Selon l’article L.713-2 a) du Code de la propriété intellectuelle, « sont interdits, sauf autorisation du propriétaire, la reproduction, l’usage ou l’apposition d’une marque (…) ainsi que l’usage d’une marque reproduite, pour des produits ou services identiques à ceux désignés dans l’enregistrement ».
Toutefois, en vertu de l’article L.713-6 b) de ce même code, le titulaire de la marque ne peut interdire à un tiers l’usage dans la vie des affaires de la marque lorsqu’elle est nécessaire pour indiquer la destination d’un produit ou d’un service et que son usage ne crée pas de confusion dans l’esprit du public.
En l’espèce, une société spécialisée dans l’ingénierie hydraulique avait effectué des missions de sous-traitance pour le compte d’une filiale du Groupe VEOLIA.
Cette société reproduisait sur son site internet la marque française figurative , la marque française verbale « VEOLIA WATER », et la marque française verbale « VEOLIA ENVIRONNEMENT », dont est titulaire la société VEOLIA ENVIRONNEMENT. Ces marques étaient reproduites dans un onglet « REFERENCES », accompagnées de commentaires élogieux relatifs à la qualité des services rendus par la société et qui auraient été tenus par un salarié du groupe VEOLIA.
La société VEOLIA ENVIRONNEMENT a assigné le sous-traitant en contrefaçon de marques.
Le tribunal a rejeté cette demande en estimant que la reproduction en cause ne constituait pas un usage à titre de marque car elle ne visait pas à identifier l’origine des produits visés au dépôt de ces marques.

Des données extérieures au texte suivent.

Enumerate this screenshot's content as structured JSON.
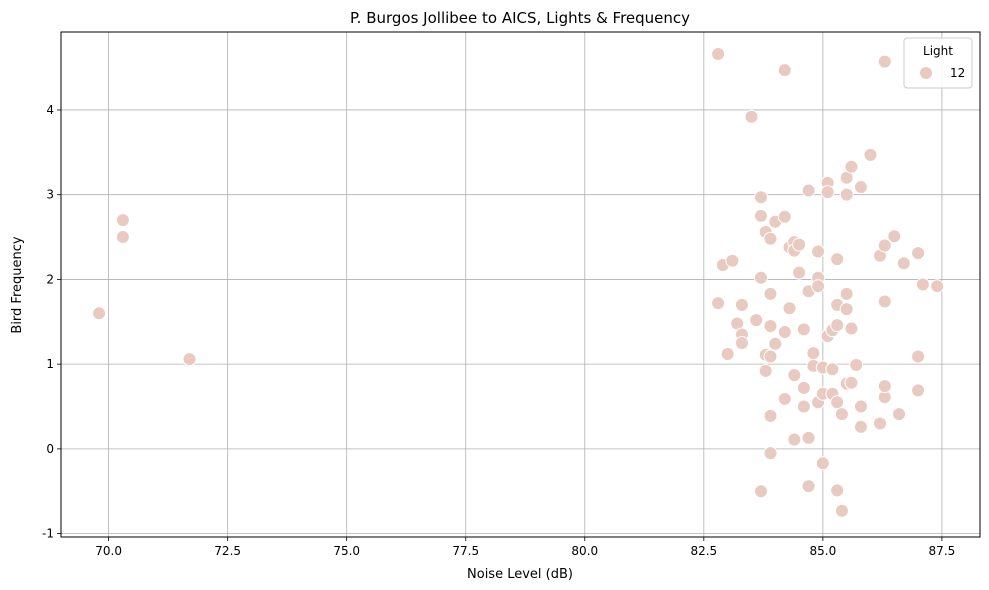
{
  "chart_data": {
    "type": "scatter",
    "title": "P. Burgos Jollibee to AICS, Lights & Frequency",
    "xlabel": "Noise Level (dB)",
    "ylabel": "Bird Frequency",
    "xlim": [
      69.0,
      88.3
    ],
    "ylim": [
      -1.04,
      4.92
    ],
    "xticks": [
      "70.0",
      "72.5",
      "75.0",
      "77.5",
      "80.0",
      "82.5",
      "85.0",
      "87.5"
    ],
    "xtick_values": [
      70.0,
      72.5,
      75.0,
      77.5,
      80.0,
      82.5,
      85.0,
      87.5
    ],
    "yticks": [
      "-1",
      "0",
      "1",
      "2",
      "3",
      "4"
    ],
    "ytick_values": [
      -1,
      0,
      1,
      2,
      3,
      4
    ],
    "grid": true,
    "legend": {
      "title": "Light",
      "placement": "top-right",
      "entries": [
        "12"
      ]
    },
    "series": [
      {
        "name": "12",
        "color": "#e8cac0",
        "points": [
          [
            69.8,
            1.6
          ],
          [
            70.3,
            2.7
          ],
          [
            70.3,
            2.5
          ],
          [
            71.7,
            1.06
          ],
          [
            82.8,
            4.66
          ],
          [
            82.8,
            1.72
          ],
          [
            82.9,
            2.17
          ],
          [
            83.0,
            1.12
          ],
          [
            83.1,
            2.22
          ],
          [
            83.2,
            1.48
          ],
          [
            83.3,
            1.7
          ],
          [
            83.3,
            1.35
          ],
          [
            83.3,
            1.25
          ],
          [
            83.5,
            3.92
          ],
          [
            83.6,
            1.52
          ],
          [
            83.7,
            2.97
          ],
          [
            83.7,
            2.75
          ],
          [
            83.7,
            2.02
          ],
          [
            83.7,
            -0.5
          ],
          [
            83.8,
            1.11
          ],
          [
            83.8,
            2.56
          ],
          [
            83.8,
            0.92
          ],
          [
            83.9,
            1.09
          ],
          [
            83.9,
            2.48
          ],
          [
            83.9,
            1.83
          ],
          [
            83.9,
            1.45
          ],
          [
            83.9,
            0.39
          ],
          [
            83.9,
            -0.05
          ],
          [
            84.0,
            2.68
          ],
          [
            84.0,
            1.24
          ],
          [
            84.2,
            4.47
          ],
          [
            84.2,
            2.74
          ],
          [
            84.2,
            1.38
          ],
          [
            84.2,
            0.59
          ],
          [
            84.3,
            2.38
          ],
          [
            84.3,
            1.66
          ],
          [
            84.4,
            2.44
          ],
          [
            84.4,
            2.34
          ],
          [
            84.4,
            0.87
          ],
          [
            84.4,
            0.11
          ],
          [
            84.5,
            2.41
          ],
          [
            84.5,
            2.08
          ],
          [
            84.6,
            0.72
          ],
          [
            84.6,
            0.5
          ],
          [
            84.6,
            1.41
          ],
          [
            84.7,
            1.86
          ],
          [
            84.7,
            0.13
          ],
          [
            84.7,
            3.05
          ],
          [
            84.7,
            -0.44
          ],
          [
            84.8,
            0.98
          ],
          [
            84.8,
            1.13
          ],
          [
            84.9,
            2.33
          ],
          [
            84.9,
            2.02
          ],
          [
            84.9,
            0.55
          ],
          [
            84.9,
            1.92
          ],
          [
            85.0,
            0.96
          ],
          [
            85.0,
            0.65
          ],
          [
            85.0,
            -0.17
          ],
          [
            85.1,
            1.33
          ],
          [
            85.1,
            3.14
          ],
          [
            85.1,
            3.03
          ],
          [
            85.2,
            1.4
          ],
          [
            85.2,
            0.94
          ],
          [
            85.2,
            0.65
          ],
          [
            85.3,
            1.46
          ],
          [
            85.3,
            1.7
          ],
          [
            85.3,
            0.55
          ],
          [
            85.3,
            -0.49
          ],
          [
            85.3,
            2.24
          ],
          [
            85.4,
            0.41
          ],
          [
            85.4,
            -0.73
          ],
          [
            85.5,
            0.77
          ],
          [
            85.5,
            1.65
          ],
          [
            85.5,
            1.83
          ],
          [
            85.5,
            3.2
          ],
          [
            85.5,
            3.0
          ],
          [
            85.6,
            1.42
          ],
          [
            85.6,
            0.78
          ],
          [
            85.6,
            3.33
          ],
          [
            85.7,
            0.99
          ],
          [
            85.8,
            0.5
          ],
          [
            85.8,
            0.26
          ],
          [
            85.8,
            3.09
          ],
          [
            86.0,
            3.47
          ],
          [
            86.2,
            2.28
          ],
          [
            86.2,
            0.3
          ],
          [
            86.3,
            0.61
          ],
          [
            86.3,
            4.57
          ],
          [
            86.3,
            2.4
          ],
          [
            86.3,
            0.74
          ],
          [
            86.3,
            1.74
          ],
          [
            86.5,
            2.51
          ],
          [
            86.6,
            0.41
          ],
          [
            86.7,
            2.19
          ],
          [
            87.0,
            0.69
          ],
          [
            87.0,
            1.09
          ],
          [
            87.0,
            2.31
          ],
          [
            87.1,
            1.94
          ],
          [
            87.4,
            1.92
          ]
        ]
      }
    ]
  }
}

Selon le Tribunal, ces marques étaient reproduites « en tant que dénomination sociale, pour désigner et identifier les sociétés VEOLIA WATER et VEOLIA ENVIRONNEMENT, pour le compte desquelles la société a travaillé (…) ».
En outre, le Tribunal estime que la reproduction de ces marques sur le site internet de la société défenderesse ne crée aucun risque de confusion dans l’esprit du public.
Subsidiairement, la société VEOLIA ENVIRONNEMENT invoquait l’article L. 713-5 du Code de la propriété intellectuelle qui prohibe la reproduction ou l’imitation d’une marque jouissant d’une renommée pour des produits ou services non similaires à ceux désignés dans l’enregistrement, si ladite reproduction ou imitation crée un préjudice à son titulaire ou constitue une exploitation injustifiée de cette dernière.
Le Tribunal rejette également cette demande subsidiaire, en considérant que même en admettant la renommée des marques, il n’est pas démontré en quoi l’usage reproché constitue une exploitation injustifiée. Pour le Tribunal, cet usage est au contraire justifié par un but légitime, « à savoir informer l’internaute du fait qu’elle a, parmi ses clients, un sous-traitant du groupe VEOLIA, et réalise de ce fait des prestations pour le compte de ce groupe, ce qui caractérise un juste motif ».
Ainsi, une société ayant effectué des prestations pour le compte d’un tiers peut, selon le Tribunal, sans commettre d’actes de contrefaçon, reproduire sur ses outils de communication les marques de cette société en tant que dénomination sociale, pour la désigner et l’identifier.
En outre, le Tribunal condamne le demandeur pour procédure abusive, notamment parce que la procédure en contrefaçon de marque était, selon lui, vouée à l’échec.
Cette condamnation peut paraître surprenante car l’exception de l’article L.713-6 a pour objet de garantir le respect de la liberté du commerce et de l’industrie, en permettant la reproduction d’une marque lorsqu’elle est nécessaire pour permettre à un tiers de faire savoir au public à quels produits s’adaptent les siens, ou quels sont les produits auxquels sont destinés ses services de réparation ou d’entretien. Or, en l’espèce, les marques, dont l’une était purement figurative, n’étaient pas reproduites pour faire connaître au public la destination d’un produit, mais afin de faire connaître au public les noms de clients de la société défenderesse, en tant que gage de qualité et de confiance.